Background and epidemiology: Although the Canadian territories and provinces had committed themselves to eliminating measles by 2005, hopes continue to be dashed by small eruptions, such as the 4 cases reported in November 2005 in the greater Toronto area. Certain members of our population continue to be susceptible to the measles virus: in particular, nonimmunized and incompletely immunized children born in Canada and abroad, and health care workers born after 1970 who are incompletely immunized — that is, who have received only a single dose of measles vaccine instead of the recommended 2 doses.
People born before 1970 are probably immune from natural infection. At least 15% of children born after 1970 vaccinated with only 1 dose of MMR (measles, mumps and rubella) vaccine remain unprotected against measles, mostly because immunity wanes over a 5-year period after the first vaccination,1 which is why a 2-dose regimen vaccine schedule has been adopted in more recent years and augmented by mass vaccination “catch-up” programs — which inevitably miss members of the targeted cohort. According to 1 seroprevalence study2 conducted in the United States in the early 1990s, about 6%– 10% of new or current medical personnel lacked measurable antibodies in their serum and therefore were presumed to be susceptible to infection. Since cases of measles infection almost invariably involve health care, it is not surprising that historically, physicians have been twice, and nurses 8 times, as likely to acquire measles than adults who do not work in health care.

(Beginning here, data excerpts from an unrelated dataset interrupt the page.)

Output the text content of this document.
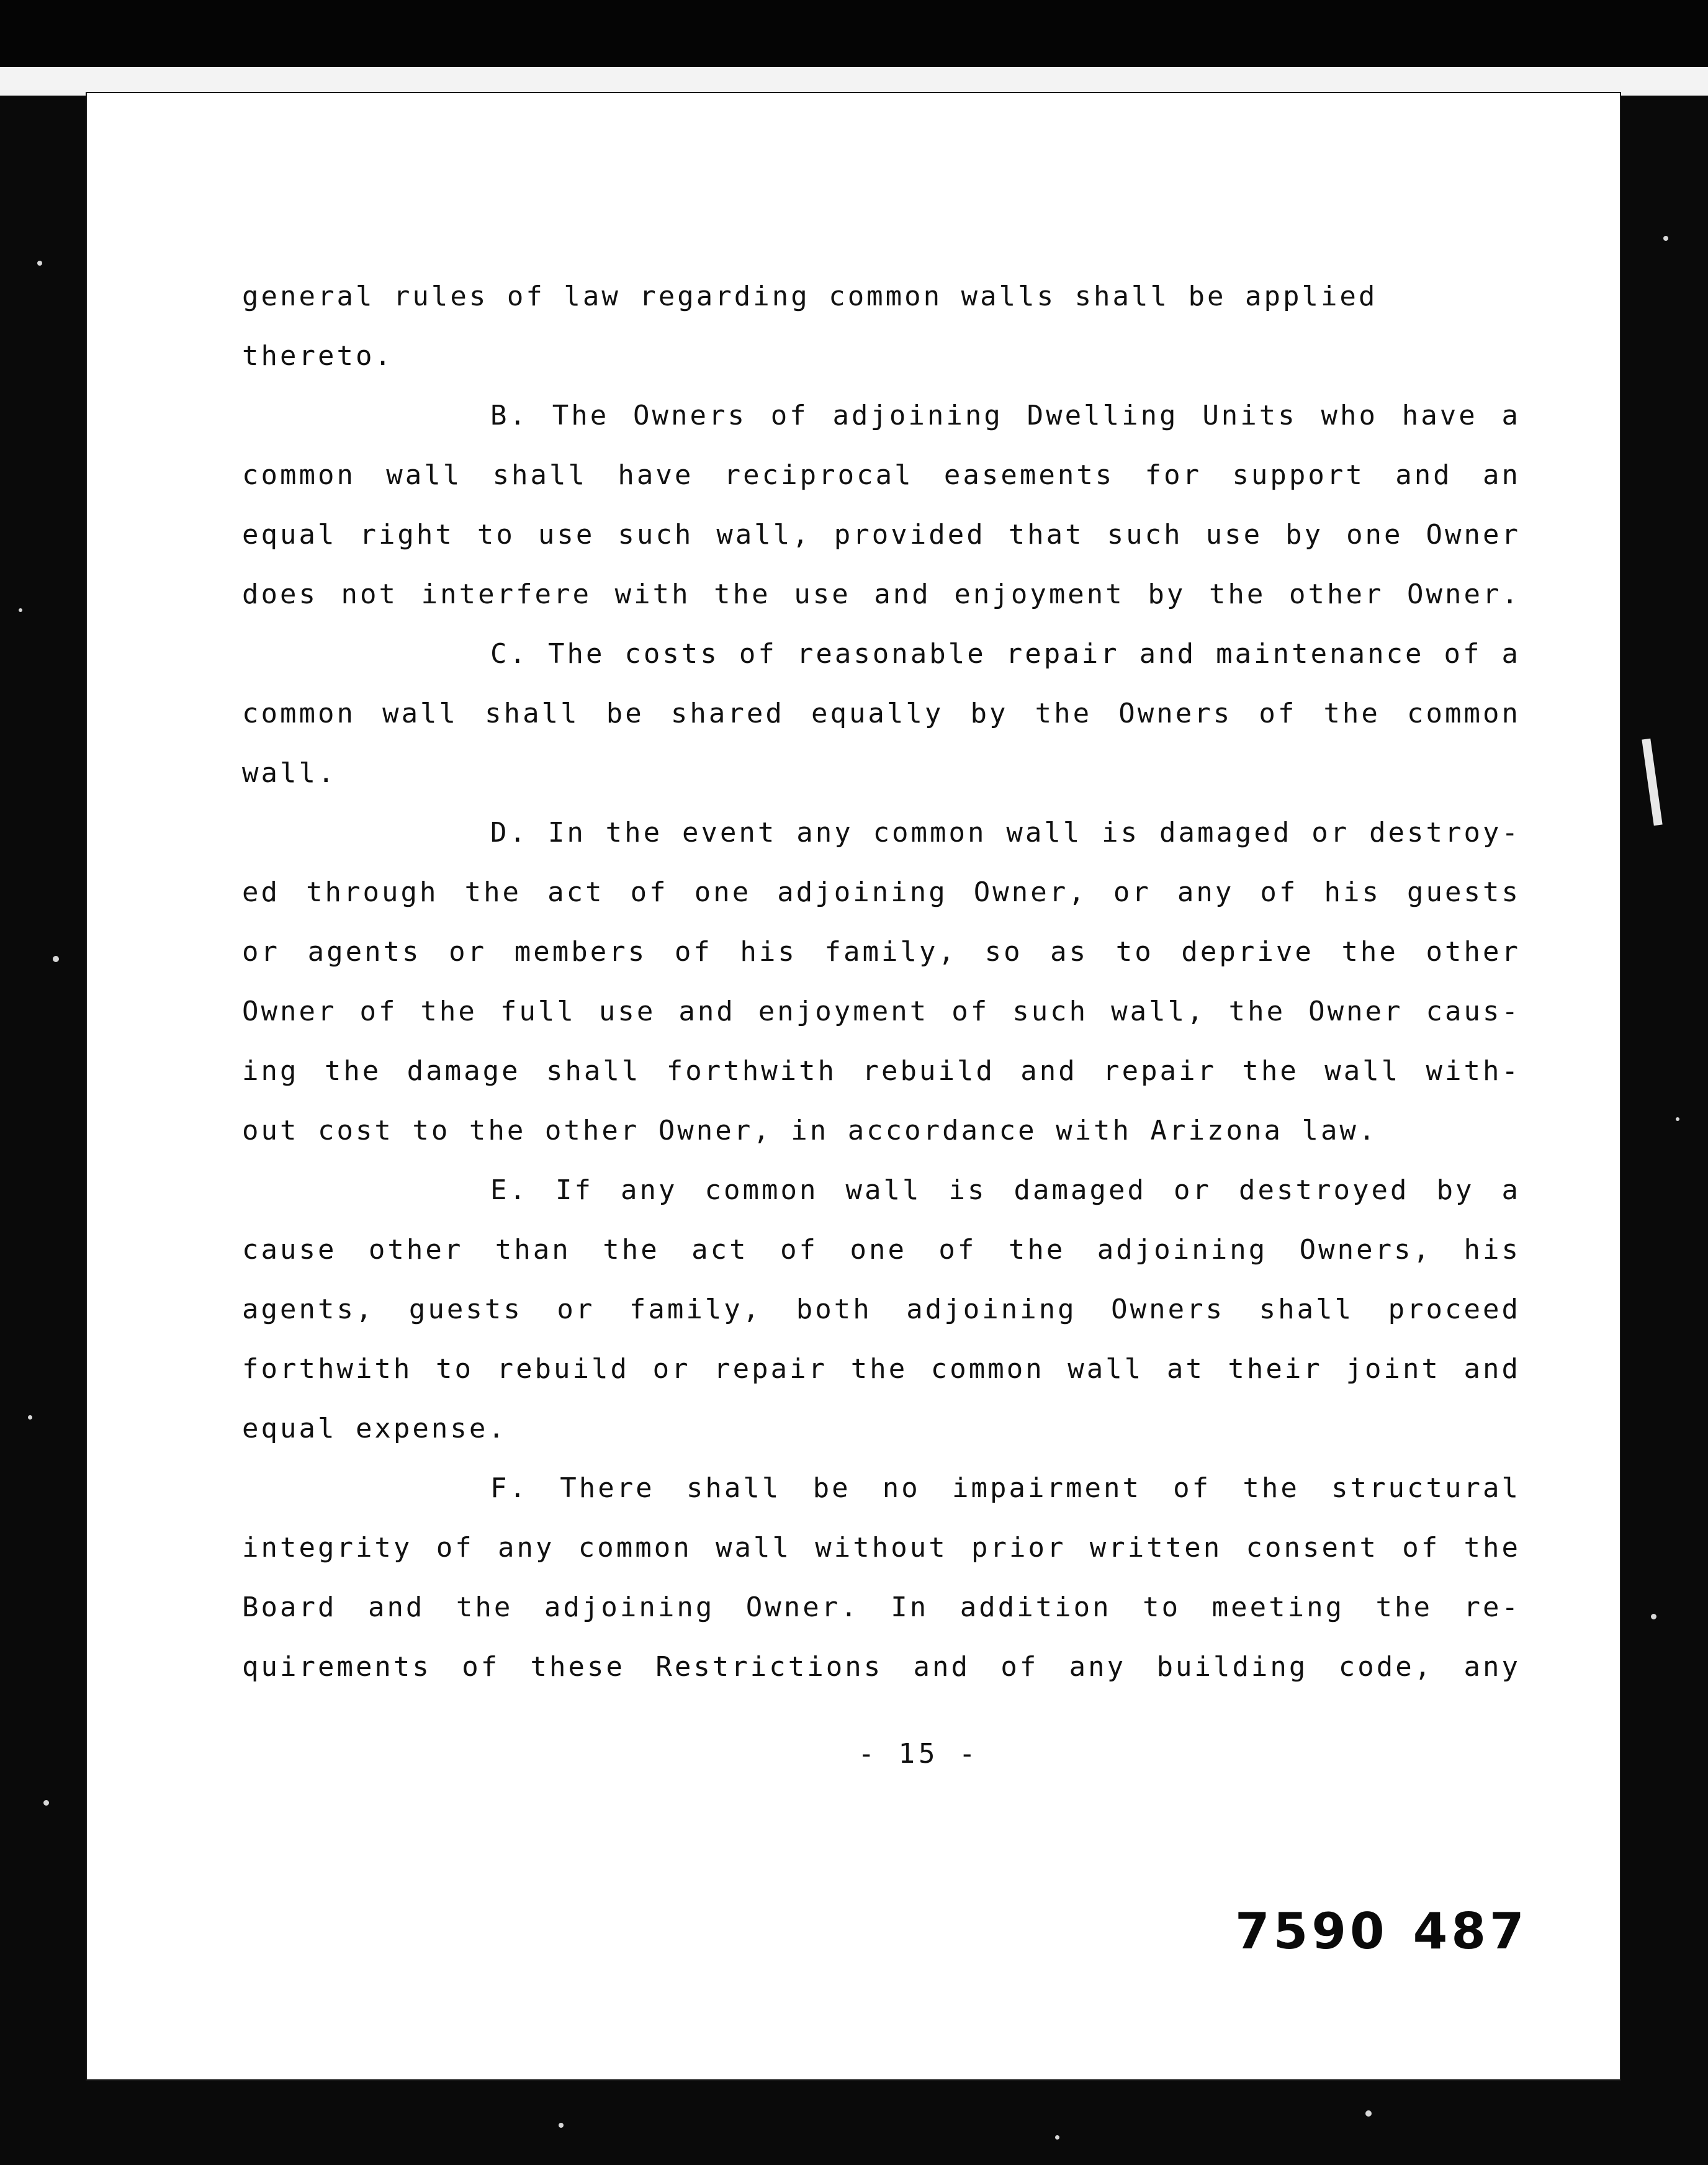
general rules of law regarding common walls shall be applied
thereto.
B. The Owners of adjoining Dwelling Units who have a
common wall shall have reciprocal easements for support and an
equal right to use such wall, provided that such use by one Owner
does not interfere with the use and enjoyment by the other Owner.
C. The costs of reasonable repair and maintenance of a
common wall shall be shared equally by the Owners of the common
wall.
D. In the event any common wall is damaged or destroy-
ed through the act of one adjoining Owner, or any of his guests
or agents or members of his family, so as to deprive the other
Owner of the full use and enjoyment of such wall, the Owner caus-
ing the damage shall forthwith rebuild and repair the wall with-
out cost to the other Owner, in accordance with Arizona law.
E. If any common wall is damaged or destroyed by a
cause other than the act of one of the adjoining Owners, his
agents, guests or family, both adjoining Owners shall proceed
forthwith to rebuild or repair the common wall at their joint and
equal expense.
F. There shall be no impairment of the structural
integrity of any common wall without prior written consent of the
Board and the adjoining Owner. In addition to meeting the re-
quirements of these Restrictions and of any building code, any
- 15 -
7590 487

Measles virus is highly contagious, transmitted by inhalation of the virus by a susceptible individual. It is spread by airborne droplet nuclei or by close personal or direct contact with the nasal or throat secretions of infected people. The virus can remain active and infectious in the air or on surfaces for up to 2 hours. Measles is communicable from 1 day before the onset of prodromal symptoms to 4 days after onset of rash.3
Clinical management: The characteristic maculopapular rash appears first on the face and behind the ears of an infected person and spreads downward to the trunk and extremities. The incubation period can be 7– 18 days until onset of fever, then usually an additional 14 days (rarely, up to 21 days) until the rash appears. Prodromal symptoms, which may include cough, fever, coryza, malaise and conjunctivitis, occur 3–7 days before the rash, typically followed by Koplik spots that emerge on the buccal mucosa shortly before the rash begins.
All suspected cases of measles must be reported to public health authorities. Complications may result from viral replication or bacterial superinfection; they include otitis media, pneumonia, croup, diarrhea and encephalitis.
Laboratory testing should include serological tests of IgM and IgG antibody levels, both acute (within 7 days of rash onset) and convalescent (> 10 days after the acute specimen). In addition, it should include virus isolation from a sample collected within 7 days of rash onset: a nasopharyngeal swab or aspirate, a throat swab or a 50-mL urine sample.
Prevention and infection control: The 2002 Canadian Immunization Guide (available at www.phac-aspc.gc.ca/publicat/cig-gci) outlines the vaccine regimens recommended.
According to the Health Canada's 2002 infection-control guidelines,3 a health care worker may be considered immune to measles if she or he was born before 1970 or else has evidence of having had physician-diagnosed measles, 2 doses of live measles– containing vaccine or measles IgG. Susceptible health care workers who have been exposed to measles (e.g., have spent any time in face-to-face contact in an open area or being in a room with recirculated air within 2 hours of occupation by an infectious person) should be immunized with the measles vaccine (unless contraindicated) within 3 days of exposure. If more than 3 days have passed, an administration of immune globulin is recommended within 6 days of exposure, followed by immunization with vaccine 5 months later. Susceptible exposed health care workers should be excluded from work from the fifth day after their first exposure until the 21st day after their last exposure. Exceptions may be made for exposed workers with a history of a first dose of measles vaccine who received a second dose within 72 hours of exposure, or who test positive for measles antibody after 1 dose of vaccine.